As anyone who has ever rented a Parisian apartment—even for just a short stay in the City of Light—knows, one of the true pleasures of non-hotel living in Paris is the views over the city’s iconic rooftops. The hundreds of tiny clay chimneys. The ornate sloping roofs adorning ancient stone buildings. The skylights and wrought-iron balconies peering out over the entire scene.
And now, a photo exhibit staged at Paris’s La Galerie Particuliere, located in the artsy Marais, celebrates those picturesque canopies.
Renowned German architectural photographer Michael Wolf (who resides in Paris and Hong Kong) spent much of the summer and fall of 2014 visiting dozens of high vantage points throughout Paris to snap images of the city’s unique rooftops, from the zinc gables made popular in the 19th century to the dense patterns of chimneys seen throughout Paris’s residential quarters.
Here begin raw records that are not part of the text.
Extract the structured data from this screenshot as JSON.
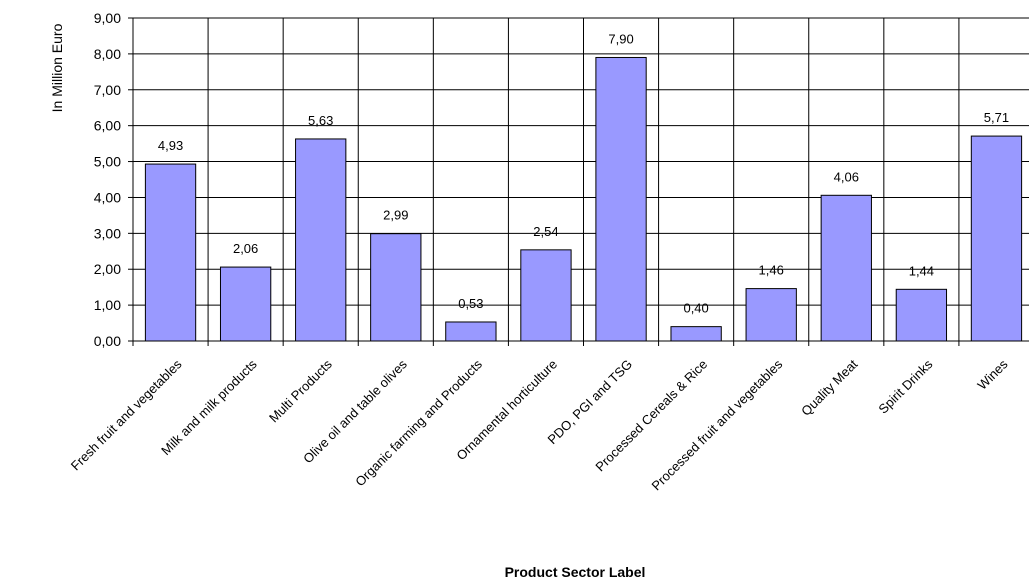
{
  "chart_data": {
    "type": "bar",
    "title": "",
    "xlabel": "Product Sector Label",
    "ylabel": "In Million Euro",
    "ylim": [
      0,
      9
    ],
    "y_ticks": [
      "0,00",
      "1,00",
      "2,00",
      "3,00",
      "4,00",
      "5,00",
      "6,00",
      "7,00",
      "8,00",
      "9,00"
    ],
    "grid": true,
    "legend": "none",
    "bar_color": "#9999FF",
    "categories": [
      "Fresh fruit and vegetables",
      "Milk and milk products",
      "Multi Products",
      "Olive oil and table olives",
      "Organic farming and Products",
      "Ornamental horticulture",
      "PDO, PGI and TSG",
      "Processed Cereals & Rice",
      "Processed fruit and vegetables",
      "Quality Meat",
      "Spirit Drinks",
      "Wines"
    ],
    "values": [
      4.93,
      2.06,
      5.63,
      2.99,
      0.53,
      2.54,
      7.9,
      0.4,
      1.46,
      4.06,
      1.44,
      5.71
    ],
    "value_labels": [
      "4,93",
      "2,06",
      "5,63",
      "2,99",
      "0,53",
      "2,54",
      "7,90",
      "0,40",
      "1,46",
      "4,06",
      "1,44",
      "5,71"
    ]
  }
}
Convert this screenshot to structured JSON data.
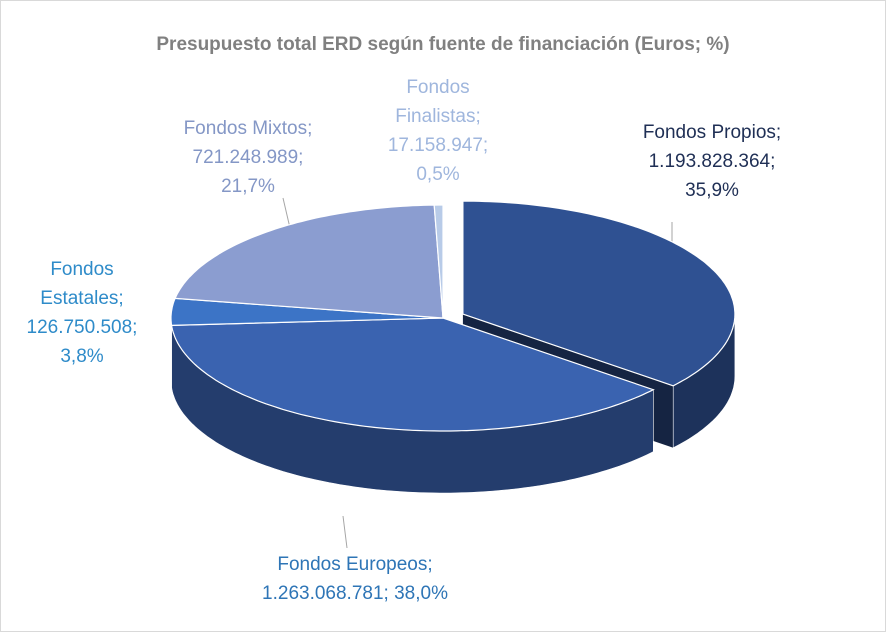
{
  "chart_data": {
    "type": "pie3d",
    "title": "Presupuesto total ERD según fuente de financiación (Euros; %)",
    "values": [
      1193828364,
      1263068781,
      126750508,
      721248989,
      17158947
    ],
    "percents": [
      35.9,
      38.0,
      3.8,
      21.7,
      0.5
    ],
    "labels": [
      [
        "Fondos Propios;",
        "1.193.828.364;",
        "35,9%"
      ],
      [
        "Fondos Europeos;",
        "1.263.068.781; 38,0%"
      ],
      [
        "Fondos",
        "Estatales;",
        "126.750.508;",
        "3,8%"
      ],
      [
        "Fondos Mixtos;",
        "721.248.989;",
        "21,7%"
      ],
      [
        "Fondos",
        "Finalistas;",
        "17.158.947;",
        "0,5%"
      ]
    ],
    "colors": [
      "#2f5192",
      "#3a63b0",
      "#3c74c6",
      "#8b9dd0",
      "#b8cbe8"
    ],
    "label_colors": [
      "#1f2f55",
      "#2e75b6",
      "#2e8bc9",
      "#8497c6",
      "#9fb6dd"
    ]
  }
}
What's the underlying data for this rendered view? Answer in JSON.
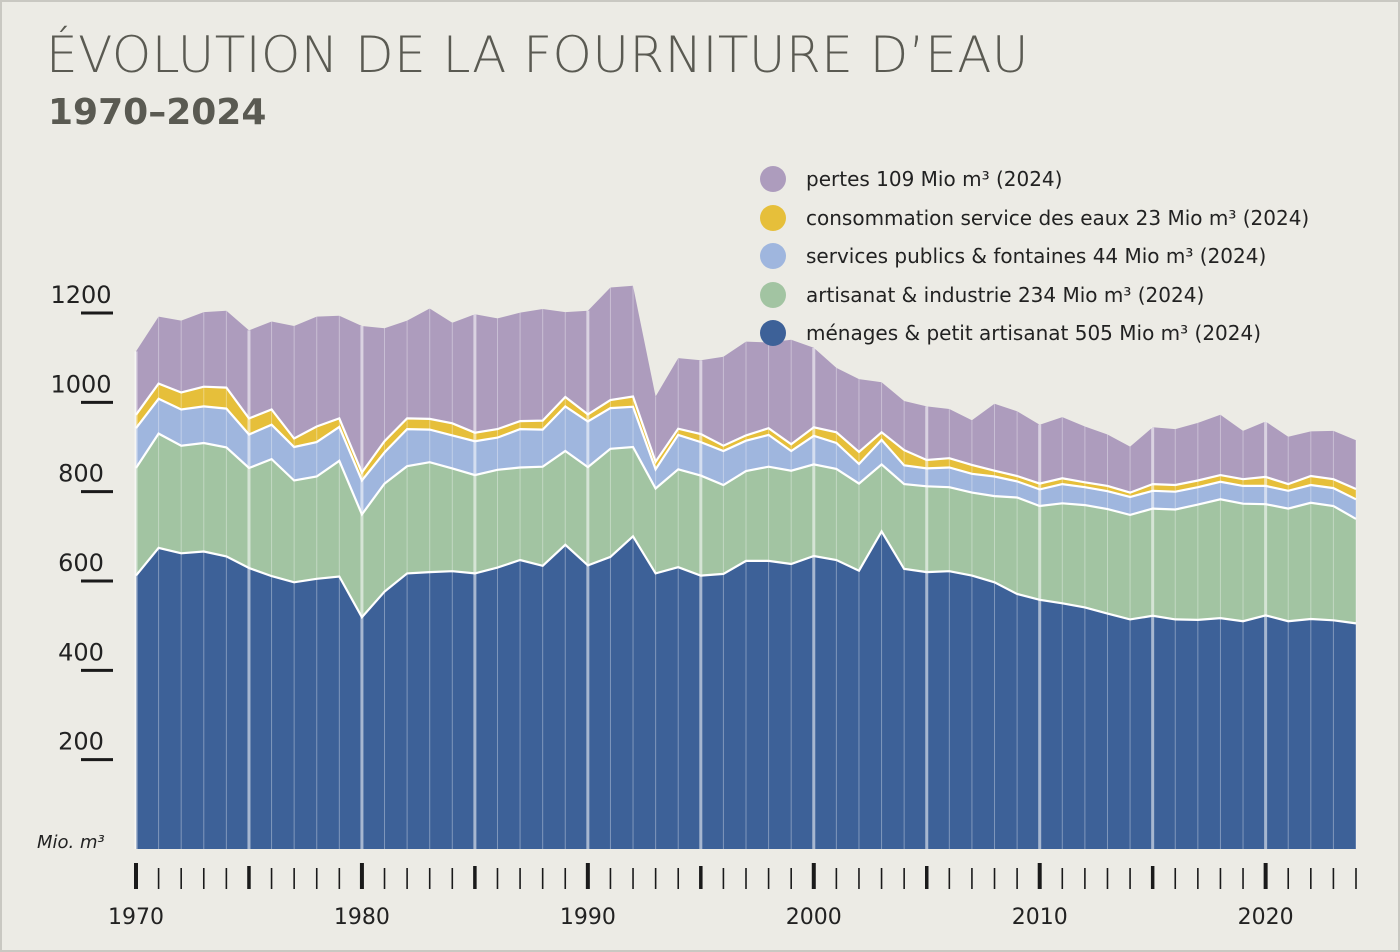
{
  "title": "ÉVOLUTION DE LA FOURNITURE D’EAU",
  "subtitle": "1970–2024",
  "chart_data": {
    "type": "area",
    "stacked": true,
    "unit_label": "Mio. m³",
    "ylim": [
      0,
      1200
    ],
    "y_ticks": [
      "200",
      "400",
      "600",
      "800",
      "1000",
      "1200"
    ],
    "x_tick_labels": [
      "1970",
      "1980",
      "1990",
      "2000",
      "2010",
      "2020"
    ],
    "x": [
      1970,
      1971,
      1972,
      1973,
      1974,
      1975,
      1976,
      1977,
      1978,
      1979,
      1980,
      1981,
      1982,
      1983,
      1984,
      1985,
      1986,
      1987,
      1988,
      1989,
      1990,
      1991,
      1992,
      1993,
      1994,
      1995,
      1996,
      1997,
      1998,
      1999,
      2000,
      2001,
      2002,
      2003,
      2004,
      2005,
      2006,
      2007,
      2008,
      2009,
      2010,
      2011,
      2012,
      2013,
      2014,
      2015,
      2016,
      2017,
      2018,
      2019,
      2020,
      2021,
      2022,
      2023,
      2024
    ],
    "series": [
      {
        "name": "ménages & petit artisanat 505 Mio m³ (2024)",
        "color": "#3d6198",
        "values": [
          612,
          674,
          662,
          666,
          655,
          629,
          611,
          597,
          605,
          610,
          519,
          576,
          617,
          620,
          622,
          617,
          630,
          647,
          634,
          681,
          635,
          654,
          700,
          617,
          631,
          612,
          616,
          645,
          645,
          638,
          656,
          647,
          623,
          711,
          627,
          620,
          622,
          612,
          597,
          571,
          558,
          550,
          541,
          527,
          514,
          522,
          514,
          513,
          517,
          510,
          523,
          510,
          515,
          512,
          505
        ]
      },
      {
        "name": "artisanat & industrie 234 Mio m³ (2024)",
        "color": "#a2c4a2",
        "values": [
          241,
          256,
          241,
          243,
          244,
          224,
          262,
          228,
          229,
          259,
          230,
          242,
          240,
          246,
          230,
          220,
          219,
          207,
          222,
          210,
          220,
          242,
          200,
          190,
          219,
          224,
          199,
          201,
          211,
          209,
          205,
          204,
          195,
          150,
          190,
          192,
          188,
          186,
          193,
          216,
          210,
          224,
          229,
          234,
          234,
          240,
          246,
          258,
          266,
          263,
          249,
          252,
          260,
          256,
          234
        ]
      },
      {
        "name": "services publics & fontaines 44 Mio m³ (2024)",
        "color": "#9fb6de",
        "values": [
          89,
          78,
          81,
          82,
          87,
          75,
          77,
          75,
          77,
          76,
          76,
          70,
          83,
          73,
          74,
          76,
          72,
          86,
          83,
          100,
          102,
          91,
          90,
          43,
          77,
          75,
          76,
          68,
          71,
          44,
          64,
          58,
          44,
          55,
          42,
          40,
          44,
          42,
          44,
          36,
          37,
          43,
          40,
          40,
          40,
          40,
          40,
          39,
          39,
          40,
          41,
          40,
          40,
          40,
          44
        ]
      },
      {
        "name": "consommation service des eaux 23 Mio m³ (2024)",
        "color": "#e6bf3a",
        "values": [
          30,
          34,
          38,
          44,
          47,
          36,
          34,
          19,
          35,
          19,
          18,
          25,
          24,
          24,
          27,
          19,
          19,
          18,
          20,
          21,
          16,
          18,
          23,
          17,
          14,
          18,
          12,
          12,
          15,
          15,
          19,
          24,
          27,
          17,
          34,
          19,
          21,
          20,
          13,
          12,
          13,
          13,
          11,
          12,
          10,
          15,
          15,
          15,
          15,
          15,
          20,
          15,
          20,
          20,
          23
        ]
      },
      {
        "name": "pertes 109 Mio m³ (2024)",
        "color": "#ad9cbd",
        "values": [
          142,
          150,
          161,
          167,
          172,
          197,
          197,
          252,
          246,
          230,
          328,
          253,
          219,
          247,
          225,
          265,
          248,
          243,
          250,
          190,
          232,
          252,
          248,
          146,
          158,
          165,
          199,
          210,
          192,
          234,
          178,
          144,
          163,
          112,
          110,
          120,
          110,
          100,
          150,
          145,
          132,
          137,
          125,
          115,
          103,
          127,
          125,
          129,
          135,
          108,
          124,
          106,
          100,
          108,
          109
        ]
      }
    ]
  }
}
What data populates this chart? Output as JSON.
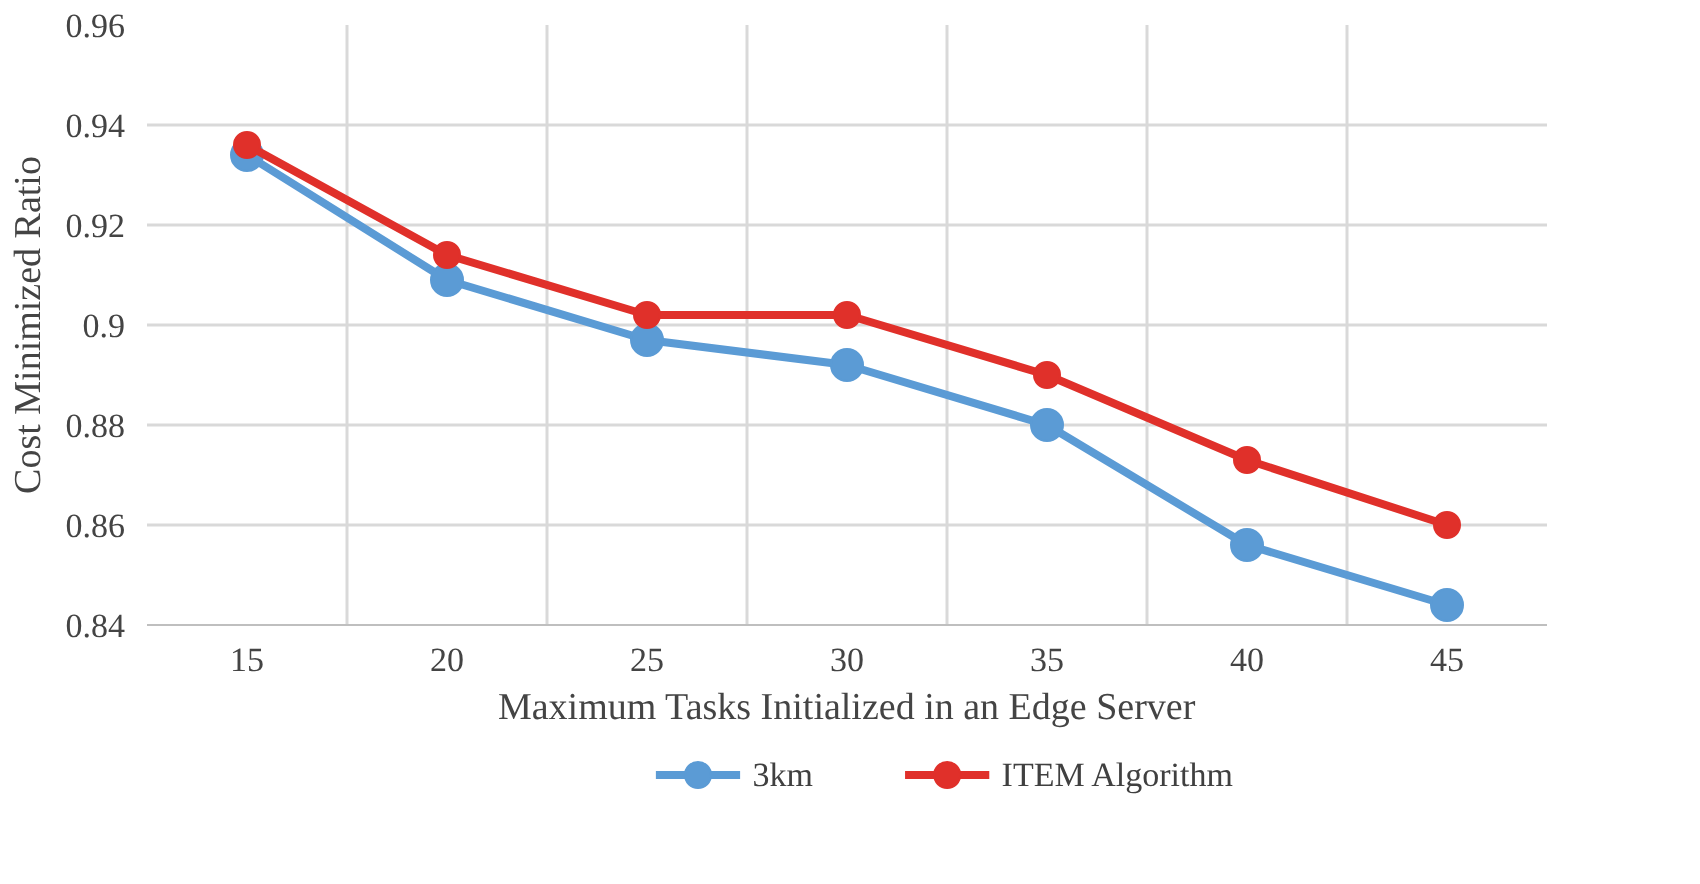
{
  "chart_data": {
    "type": "line",
    "xlabel": "Maximum Tasks Initialized in an Edge Server",
    "ylabel": "Cost Minimized Ratio",
    "categories": [
      "15",
      "20",
      "25",
      "30",
      "35",
      "40",
      "45"
    ],
    "series": [
      {
        "name": "3km",
        "color": "#5b9bd5",
        "values": [
          0.934,
          0.909,
          0.897,
          0.892,
          0.88,
          0.856,
          0.844
        ]
      },
      {
        "name": "ITEM Algorithm",
        "color": "#e0302a",
        "values": [
          0.936,
          0.914,
          0.902,
          0.902,
          0.89,
          0.873,
          0.86
        ]
      }
    ],
    "ylim": [
      0.84,
      0.96
    ],
    "yticks": [
      0.84,
      0.86,
      0.88,
      0.9,
      0.92,
      0.94,
      0.96
    ],
    "grid": true,
    "legend": "bottom",
    "marker": "circle",
    "line_style": "solid"
  }
}
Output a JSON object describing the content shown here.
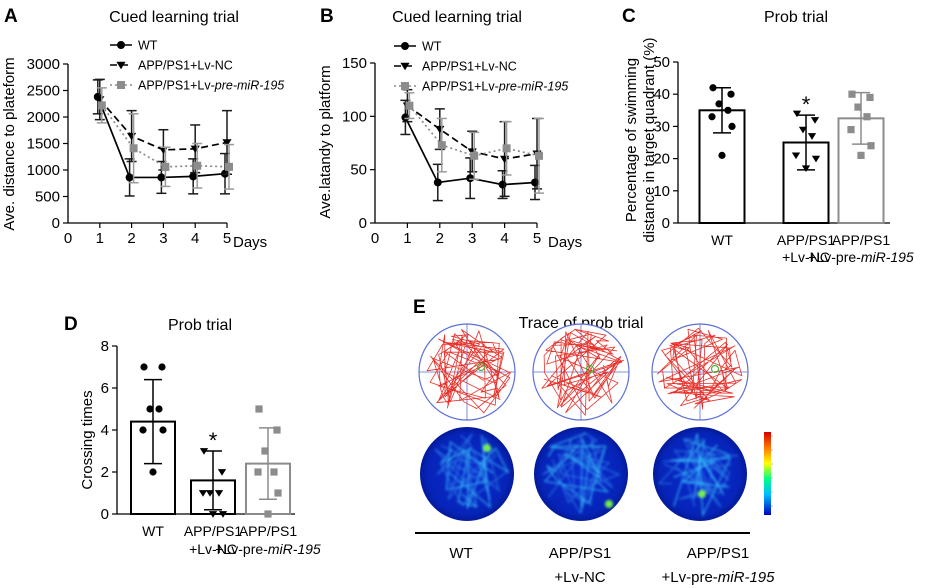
{
  "panel_letters": [
    "A",
    "B",
    "C",
    "D",
    "E"
  ],
  "chart_data": [
    {
      "id": "A",
      "type": "line",
      "title": "Cued learning trial",
      "ylabel": "Ave. distance to plateform",
      "xlabel": "Days",
      "x": [
        1,
        2,
        3,
        4,
        5
      ],
      "xlim": [
        0,
        5
      ],
      "ylim": [
        0,
        3000
      ],
      "xticks": [
        "0",
        "1",
        "2",
        "3",
        "4",
        "5"
      ],
      "yticks": [
        "0",
        "500",
        "1000",
        "1500",
        "2000",
        "2500",
        "3000"
      ],
      "series": [
        {
          "name": "WT",
          "legend_prefix": "WT",
          "legend_italic": "",
          "style": "solid",
          "marker": "circle",
          "color": "#000000",
          "values": [
            2380,
            860,
            860,
            880,
            930
          ],
          "errors": [
            320,
            350,
            300,
            330,
            380
          ]
        },
        {
          "name": "APP/PS1+Lv-NC",
          "legend_prefix": "APP/PS1+Lv-NC",
          "legend_italic": "",
          "style": "dashed",
          "marker": "triangle-down",
          "color": "#000000",
          "values": [
            2330,
            1640,
            1380,
            1400,
            1520
          ],
          "errors": [
            380,
            480,
            380,
            450,
            600
          ]
        },
        {
          "name": "APP/PS1+Lv-pre-miR-195",
          "legend_prefix": "APP/PS1+Lv-",
          "legend_italic": "pre-miR-195",
          "style": "dotted",
          "marker": "square",
          "color": "#8c8c8c",
          "values": [
            2220,
            1410,
            1060,
            1080,
            1060
          ],
          "errors": [
            330,
            650,
            370,
            420,
            420
          ]
        }
      ]
    },
    {
      "id": "B",
      "type": "line",
      "title": "Cued learning trial",
      "ylabel": "Ave.latandy to platform",
      "xlabel": "Days",
      "x": [
        1,
        2,
        3,
        4,
        5
      ],
      "xlim": [
        0,
        5
      ],
      "ylim": [
        0,
        150
      ],
      "xticks": [
        "0",
        "1",
        "2",
        "3",
        "4",
        "5"
      ],
      "yticks": [
        "0",
        "50",
        "100",
        "150"
      ],
      "series": [
        {
          "name": "WT",
          "legend_prefix": "WT",
          "legend_italic": "",
          "style": "solid",
          "marker": "circle",
          "color": "#000000",
          "values": [
            99,
            38,
            42,
            36,
            38
          ],
          "errors": [
            16,
            17,
            19,
            13,
            16
          ]
        },
        {
          "name": "APP/PS1+Lv-NC",
          "legend_prefix": "APP/PS1+Lv-NC",
          "legend_italic": "",
          "style": "dashed",
          "marker": "triangle-down",
          "color": "#000000",
          "values": [
            110,
            88,
            67,
            60,
            65
          ],
          "errors": [
            15,
            19,
            19,
            35,
            33
          ]
        },
        {
          "name": "APP/PS1+Lv-pre-miR-195",
          "legend_prefix": "APP/PS1+Lv-",
          "legend_italic": "pre-miR-195",
          "style": "dotted",
          "marker": "square",
          "color": "#8c8c8c",
          "values": [
            110,
            73,
            63,
            70,
            63
          ],
          "errors": [
            12,
            25,
            22,
            25,
            35
          ]
        }
      ]
    },
    {
      "id": "C",
      "type": "bar",
      "title": "Prob trial",
      "ylabel_line1": "Percentage of swimming",
      "ylabel_line2": "distance in target quadrant (%)",
      "ylim": [
        0,
        50
      ],
      "yticks": [
        "0",
        "10",
        "20",
        "30",
        "40",
        "50"
      ],
      "categories": [
        {
          "line1": "WT",
          "line2_prefix": "",
          "line2_italic": "",
          "color": "#000000",
          "marker": "circle"
        },
        {
          "line1": "APP/PS1",
          "line2_prefix": "+Lv-NC",
          "line2_italic": "",
          "color": "#000000",
          "marker": "triangle-down"
        },
        {
          "line1": "APP/PS1",
          "line2_prefix": "+Lv-pre-",
          "line2_italic": "miR-195",
          "color": "#8c8c8c",
          "marker": "square"
        }
      ],
      "values": [
        35,
        25,
        32.5
      ],
      "errors": [
        7,
        8.5,
        8
      ],
      "points": [
        [
          42,
          40,
          37,
          35,
          33,
          30,
          21
        ],
        [
          34,
          32,
          29,
          27,
          21,
          20,
          17
        ],
        [
          40,
          39,
          36,
          33,
          29,
          24,
          21
        ]
      ],
      "significance": [
        "",
        "*",
        ""
      ]
    },
    {
      "id": "D",
      "type": "bar",
      "title": "Prob trial",
      "ylabel": "Crossing times",
      "ylim": [
        0,
        8
      ],
      "yticks": [
        "0",
        "2",
        "4",
        "6",
        "8"
      ],
      "categories": [
        {
          "line1": "WT",
          "line2_prefix": "",
          "line2_italic": "",
          "color": "#000000",
          "marker": "circle"
        },
        {
          "line1": "APP/PS1",
          "line2_prefix": "+Lv-NC",
          "line2_italic": "",
          "color": "#000000",
          "marker": "triangle-down"
        },
        {
          "line1": "APP/PS1",
          "line2_prefix": "+Lv-pre-",
          "line2_italic": "miR-195",
          "color": "#8c8c8c",
          "marker": "square"
        }
      ],
      "values": [
        4.4,
        1.6,
        2.4
      ],
      "errors": [
        2.0,
        1.4,
        1.7
      ],
      "points": [
        [
          7,
          7,
          5,
          5,
          4,
          4,
          2
        ],
        [
          3,
          2,
          1,
          1,
          1,
          0,
          0
        ],
        [
          5,
          4,
          3,
          2,
          2,
          1,
          0
        ]
      ],
      "significance": [
        "",
        "*",
        ""
      ]
    }
  ],
  "panel_E": {
    "title": "Trace of prob trial",
    "groups": [
      {
        "line1": "WT",
        "line2_prefix": "",
        "line2_italic": ""
      },
      {
        "line1": "APP/PS1",
        "line2_prefix": "+Lv-NC",
        "line2_italic": ""
      },
      {
        "line1": "APP/PS1",
        "line2_prefix": "+Lv-pre-",
        "line2_italic": "miR-195"
      }
    ],
    "trace_color": "#e8312a",
    "pool_color": "#5b6fd6",
    "target_color": "#3fbf3f",
    "heatmap_scale": [
      "#d40000",
      "#ff7f00",
      "#ffff00",
      "#00ff7f",
      "#00bfff",
      "#0000c0"
    ]
  }
}
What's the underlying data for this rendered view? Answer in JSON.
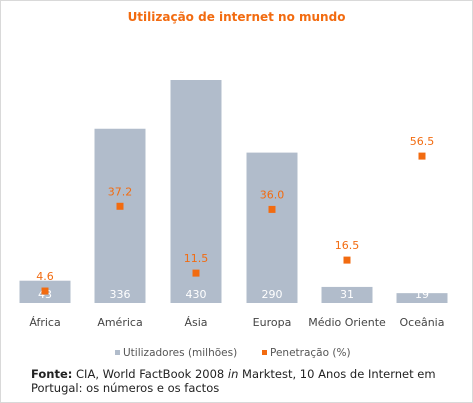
{
  "chart_data": {
    "type": "bar",
    "title": "Utilização de internet no mundo",
    "categories": [
      "África",
      "América",
      "Ásia",
      "Europa",
      "Médio Oriente",
      "Oceânia"
    ],
    "series": [
      {
        "name": "Utilizadores (milhões)",
        "type": "bar",
        "color": "#b1bccb",
        "values": [
          43,
          336,
          430,
          290,
          31,
          19
        ],
        "labels": [
          "43",
          "336",
          "430",
          "290",
          "31",
          "19"
        ]
      },
      {
        "name": "Penetração (%)",
        "type": "scatter",
        "color": "#f26b10",
        "values": [
          4.6,
          37.2,
          11.5,
          36.0,
          16.5,
          56.5
        ],
        "labels": [
          "4.6",
          "37.2",
          "11.5",
          "36.0",
          "16.5",
          "56.5"
        ]
      }
    ],
    "xlabel": "",
    "ylabel": "",
    "grid": false,
    "legend": "bottom"
  },
  "source": {
    "label": "Fonte:",
    "text_before_italic": " CIA, World FactBook 2008 ",
    "italic": "in",
    "text_after_italic": " Marktest, 10 Anos de Internet em Portugal: os números e os factos"
  }
}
The results are displayed in “Blind Walls-Paris Rooftops,” an exhibit staged through March 1.
The exhibit is “a breath-taking, extremely frontal force of unthinkable abstraction when one is familiar with Parisian architecture,” the gallery’s curators say. “Forests of chimneys stand, the edge of buildings follow and respond … walls are transformed into flat areas of color. But as always in the works of Michael Wolf, the human presence is never far away. Watching the details of certain photographs, we make guesses at the lives that intrude into the most abstract photographs: a silhouette behind a curtain, a worker who repairs a gutter, the graffiti of lovers painted on the high walls, near the clouds.”
Wolf began his photography career in 1994 as a photojournalist, working for the German magazine “Stern” from its Hong Kong Office. He won first prize at the 2004 World Press Photo competition for his photos that accompany an article titled “China: Factory of the World.” In 2003, Wolf shifted his focus to only fine-art photography projects.
Among Wolf’s most notable exhibits/collections are “Bastard Chairs,” a series of photos of built-from-refuse chairs made by Chinese citizens that was later published in the photo book “Sitting in China;” “The Real Toy Story,” an installation that included more than 20,000 toys made in China; “Architecture of Density,” a series of photos of Hong Kong’s skyscrapers that were subsequently published in the books “Hong Kong: Front Door/Back Door” and “Hong Kong: Inside/Outside;” “100×100,” which chronicled the lives of the residents of Hong Kong’s oldest public housing facility; “Transparent City,” a “Rear Window”-like series which focused on the inhabitants of iconic Chicago buildings; and several exhibited based on Google Street View scenes, including “Paris Street View,” “Manhattan Street View” and “A Series of Unfortunate Events.”
During the past year, Wolf has had exhibits staged in London; Shanghai; New York; Zurich; Frankfurt, Germany; Berlin; The Hague, Netherlands; Cincinnati, Ohio; and Rovereto, Italy.
Paris’s La Galerie Particuliere was founded in 2009 by Guillaume Foucher, a graduate of the Ecole du Louvre, and Frederic Biousse, a couture fashion house executive. The gallery showcases contemporary art and photography.
“Blind Walls-Paris Rooftops” will be displayed through March 1 at La Galerie Particuliere, 16 Rue du Perche in the 3rd Arrondissement (Metro: Saint Sebastien-Froissart). Admission is free. The gallery is open Tuesday-Saturday 11 a.m.-7 p.m., closed Sundays and Mondays.